Hood nodded. “And mind, we’re a small company, and always have been. No high-and-mighty lord-captain’s going to bother with us, not when he can go fill his pockets as deep as he pleases catching dagos and frogs. Mistress here will tell you the same. We’re not worth the bother.”

Forbert gulped, his Adam’s apple moving frantically up and down. “But there’s a peace now,” he persisted, “and if this captain is idle, then—”

“The peace won’t last, not with the French,” said Fan quickly. “The London agent said so in his letter. He said Captain Claremont wanted to find a house at once, since he expected to be sent back to sea soon. Ned Markham’s said that, too, that the word of a Frenchman’s not worth a fig.”

“Well, then, there you are,” said Hood. “And if mistress says this lordly bloke’s not coming back, then he’s not, and that’s an end to it.”

“Yes,” said Fan, her old confidence beginning to return.

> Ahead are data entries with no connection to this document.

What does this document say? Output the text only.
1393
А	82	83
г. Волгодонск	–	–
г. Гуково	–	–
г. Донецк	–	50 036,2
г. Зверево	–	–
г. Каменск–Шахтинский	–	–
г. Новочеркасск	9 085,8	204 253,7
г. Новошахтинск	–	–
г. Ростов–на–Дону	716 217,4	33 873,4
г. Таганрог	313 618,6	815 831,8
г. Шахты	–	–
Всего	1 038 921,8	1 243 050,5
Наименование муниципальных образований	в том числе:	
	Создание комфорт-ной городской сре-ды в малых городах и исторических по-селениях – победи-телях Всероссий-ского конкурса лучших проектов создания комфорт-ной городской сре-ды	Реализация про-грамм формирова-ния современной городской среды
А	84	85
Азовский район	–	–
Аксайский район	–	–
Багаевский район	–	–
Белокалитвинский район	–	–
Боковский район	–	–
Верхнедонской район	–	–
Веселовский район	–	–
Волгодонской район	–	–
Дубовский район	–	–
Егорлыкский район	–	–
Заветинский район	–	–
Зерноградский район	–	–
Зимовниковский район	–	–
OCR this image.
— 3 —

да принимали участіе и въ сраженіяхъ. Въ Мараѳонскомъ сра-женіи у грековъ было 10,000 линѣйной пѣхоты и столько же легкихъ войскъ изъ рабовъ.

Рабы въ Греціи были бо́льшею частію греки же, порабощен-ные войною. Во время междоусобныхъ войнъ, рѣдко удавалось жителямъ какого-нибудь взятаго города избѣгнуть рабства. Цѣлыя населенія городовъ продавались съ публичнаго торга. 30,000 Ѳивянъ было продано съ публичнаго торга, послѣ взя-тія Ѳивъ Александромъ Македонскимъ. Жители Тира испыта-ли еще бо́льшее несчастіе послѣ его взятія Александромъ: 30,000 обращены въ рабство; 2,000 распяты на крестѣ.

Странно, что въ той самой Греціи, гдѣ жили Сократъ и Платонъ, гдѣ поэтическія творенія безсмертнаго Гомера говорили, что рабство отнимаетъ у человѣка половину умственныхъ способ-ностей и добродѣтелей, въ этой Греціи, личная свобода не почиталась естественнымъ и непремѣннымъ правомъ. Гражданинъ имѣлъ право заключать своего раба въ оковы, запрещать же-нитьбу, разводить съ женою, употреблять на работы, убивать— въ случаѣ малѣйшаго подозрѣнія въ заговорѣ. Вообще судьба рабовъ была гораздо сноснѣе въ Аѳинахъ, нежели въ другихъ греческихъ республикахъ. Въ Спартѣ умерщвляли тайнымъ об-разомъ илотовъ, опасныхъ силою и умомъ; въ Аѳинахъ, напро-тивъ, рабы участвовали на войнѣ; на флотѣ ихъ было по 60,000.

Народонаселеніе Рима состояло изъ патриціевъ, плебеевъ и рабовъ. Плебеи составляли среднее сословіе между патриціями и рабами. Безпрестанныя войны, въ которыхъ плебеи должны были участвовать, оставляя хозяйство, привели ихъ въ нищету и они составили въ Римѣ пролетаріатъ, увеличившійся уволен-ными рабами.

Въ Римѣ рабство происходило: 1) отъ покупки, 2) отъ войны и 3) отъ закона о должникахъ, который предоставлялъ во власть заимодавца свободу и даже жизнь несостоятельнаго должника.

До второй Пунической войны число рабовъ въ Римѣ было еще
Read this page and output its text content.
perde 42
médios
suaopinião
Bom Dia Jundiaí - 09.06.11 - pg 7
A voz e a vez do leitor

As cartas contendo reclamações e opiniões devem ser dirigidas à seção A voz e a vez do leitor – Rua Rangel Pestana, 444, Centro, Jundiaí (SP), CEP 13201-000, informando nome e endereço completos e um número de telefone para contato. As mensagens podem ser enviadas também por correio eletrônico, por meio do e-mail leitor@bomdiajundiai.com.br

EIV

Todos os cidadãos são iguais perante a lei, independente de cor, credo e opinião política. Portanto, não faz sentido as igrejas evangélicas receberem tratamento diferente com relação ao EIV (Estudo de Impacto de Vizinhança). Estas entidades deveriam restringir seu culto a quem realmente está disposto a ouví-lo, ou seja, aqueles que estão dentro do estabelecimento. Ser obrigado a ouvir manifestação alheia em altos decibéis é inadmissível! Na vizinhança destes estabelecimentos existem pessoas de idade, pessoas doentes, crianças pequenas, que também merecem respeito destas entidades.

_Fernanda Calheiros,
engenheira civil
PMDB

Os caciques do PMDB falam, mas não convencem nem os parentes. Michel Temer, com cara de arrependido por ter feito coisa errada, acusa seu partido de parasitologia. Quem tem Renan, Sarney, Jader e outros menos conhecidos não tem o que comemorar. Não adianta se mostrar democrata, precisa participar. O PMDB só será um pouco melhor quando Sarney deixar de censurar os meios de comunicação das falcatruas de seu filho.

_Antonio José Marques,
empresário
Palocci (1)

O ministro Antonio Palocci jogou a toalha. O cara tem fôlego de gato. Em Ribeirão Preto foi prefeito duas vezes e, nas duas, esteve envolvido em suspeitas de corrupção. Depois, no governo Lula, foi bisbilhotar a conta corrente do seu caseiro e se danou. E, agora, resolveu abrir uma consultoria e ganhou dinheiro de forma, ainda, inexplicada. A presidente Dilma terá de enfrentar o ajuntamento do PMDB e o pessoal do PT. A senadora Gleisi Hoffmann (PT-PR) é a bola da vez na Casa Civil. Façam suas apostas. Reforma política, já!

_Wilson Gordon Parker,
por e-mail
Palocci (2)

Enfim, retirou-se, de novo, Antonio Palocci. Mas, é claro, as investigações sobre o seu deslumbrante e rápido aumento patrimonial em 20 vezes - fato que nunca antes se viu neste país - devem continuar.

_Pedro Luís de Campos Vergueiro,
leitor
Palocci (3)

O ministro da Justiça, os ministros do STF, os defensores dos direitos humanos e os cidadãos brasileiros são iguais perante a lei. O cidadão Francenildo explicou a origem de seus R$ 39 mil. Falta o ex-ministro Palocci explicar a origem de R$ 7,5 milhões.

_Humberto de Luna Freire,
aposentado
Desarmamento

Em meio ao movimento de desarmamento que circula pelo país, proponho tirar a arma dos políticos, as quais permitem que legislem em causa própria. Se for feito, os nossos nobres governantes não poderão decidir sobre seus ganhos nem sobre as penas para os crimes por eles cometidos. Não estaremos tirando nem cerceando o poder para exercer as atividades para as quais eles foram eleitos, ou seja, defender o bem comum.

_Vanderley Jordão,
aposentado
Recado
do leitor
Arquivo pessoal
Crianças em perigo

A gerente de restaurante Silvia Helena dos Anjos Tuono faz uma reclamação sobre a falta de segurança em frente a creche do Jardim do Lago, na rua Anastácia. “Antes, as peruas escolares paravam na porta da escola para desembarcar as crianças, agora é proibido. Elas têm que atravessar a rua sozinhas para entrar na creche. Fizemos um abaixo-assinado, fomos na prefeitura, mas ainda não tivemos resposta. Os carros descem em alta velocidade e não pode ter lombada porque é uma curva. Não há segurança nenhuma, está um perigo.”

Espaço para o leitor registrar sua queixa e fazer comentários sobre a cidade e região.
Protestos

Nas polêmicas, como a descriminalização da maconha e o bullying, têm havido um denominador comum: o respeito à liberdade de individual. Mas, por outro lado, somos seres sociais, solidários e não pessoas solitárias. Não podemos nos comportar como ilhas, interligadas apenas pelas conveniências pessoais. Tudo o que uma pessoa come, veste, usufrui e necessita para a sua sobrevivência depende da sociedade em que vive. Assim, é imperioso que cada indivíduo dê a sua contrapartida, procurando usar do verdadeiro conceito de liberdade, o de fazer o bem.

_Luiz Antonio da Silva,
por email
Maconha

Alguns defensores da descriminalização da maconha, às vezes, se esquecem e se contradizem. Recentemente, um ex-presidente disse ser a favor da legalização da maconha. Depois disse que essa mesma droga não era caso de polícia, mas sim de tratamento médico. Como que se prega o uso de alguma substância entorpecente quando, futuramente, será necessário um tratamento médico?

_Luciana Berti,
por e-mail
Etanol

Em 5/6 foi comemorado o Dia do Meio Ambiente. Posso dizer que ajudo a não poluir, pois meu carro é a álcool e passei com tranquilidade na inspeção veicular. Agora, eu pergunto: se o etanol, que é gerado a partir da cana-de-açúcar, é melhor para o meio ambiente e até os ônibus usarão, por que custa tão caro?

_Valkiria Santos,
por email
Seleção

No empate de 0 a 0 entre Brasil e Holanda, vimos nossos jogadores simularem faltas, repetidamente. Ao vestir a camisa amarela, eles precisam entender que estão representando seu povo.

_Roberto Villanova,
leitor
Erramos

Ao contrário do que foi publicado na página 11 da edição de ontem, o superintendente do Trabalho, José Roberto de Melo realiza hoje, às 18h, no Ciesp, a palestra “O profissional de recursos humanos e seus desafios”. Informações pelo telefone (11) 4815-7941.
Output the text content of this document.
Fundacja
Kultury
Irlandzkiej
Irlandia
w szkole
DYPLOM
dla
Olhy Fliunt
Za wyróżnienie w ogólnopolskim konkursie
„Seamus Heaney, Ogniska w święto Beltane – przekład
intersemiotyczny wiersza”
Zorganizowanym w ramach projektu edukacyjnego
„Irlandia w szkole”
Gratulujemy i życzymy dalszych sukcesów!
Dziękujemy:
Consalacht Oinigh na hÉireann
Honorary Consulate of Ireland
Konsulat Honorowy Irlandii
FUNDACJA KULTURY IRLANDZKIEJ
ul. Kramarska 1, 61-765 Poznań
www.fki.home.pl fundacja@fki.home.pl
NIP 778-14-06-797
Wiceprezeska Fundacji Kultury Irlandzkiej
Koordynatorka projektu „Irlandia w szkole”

Captain Claremont was no more than a single day’s inconvenience in her ordered life. Why, in another week, she’d scarce remember the color of his hair, let alone the way he’d grinned to soften his teasing about the mistress’s bed. “That is an end to it, Bob Forbert, and to Captain Lord Folderol, too. Let him take his Spanish dollars and settle in China for what I care, and a pox on anyone who says different.”

Hood nodded, the lines around his mouth creasing through the graying stubble of his beard as he smiled.

“True words, mistress, true words,” he said, clapping his hands. “How could it be otherwise with you, considering what the Navy would do to the likes of us if they could? Ha, that old bastard of a captain-mi’lordy’s lucky you didn’t shoot him dead there in his fancy carriage, just because you could!”

The others laughed, pleased by the vengeance Hood was imagining. But while Fan laughed, too, her conscience was far from merry.

Shoot the bastard dead, that’s what they wanted, dead on the step of his fancy carriage.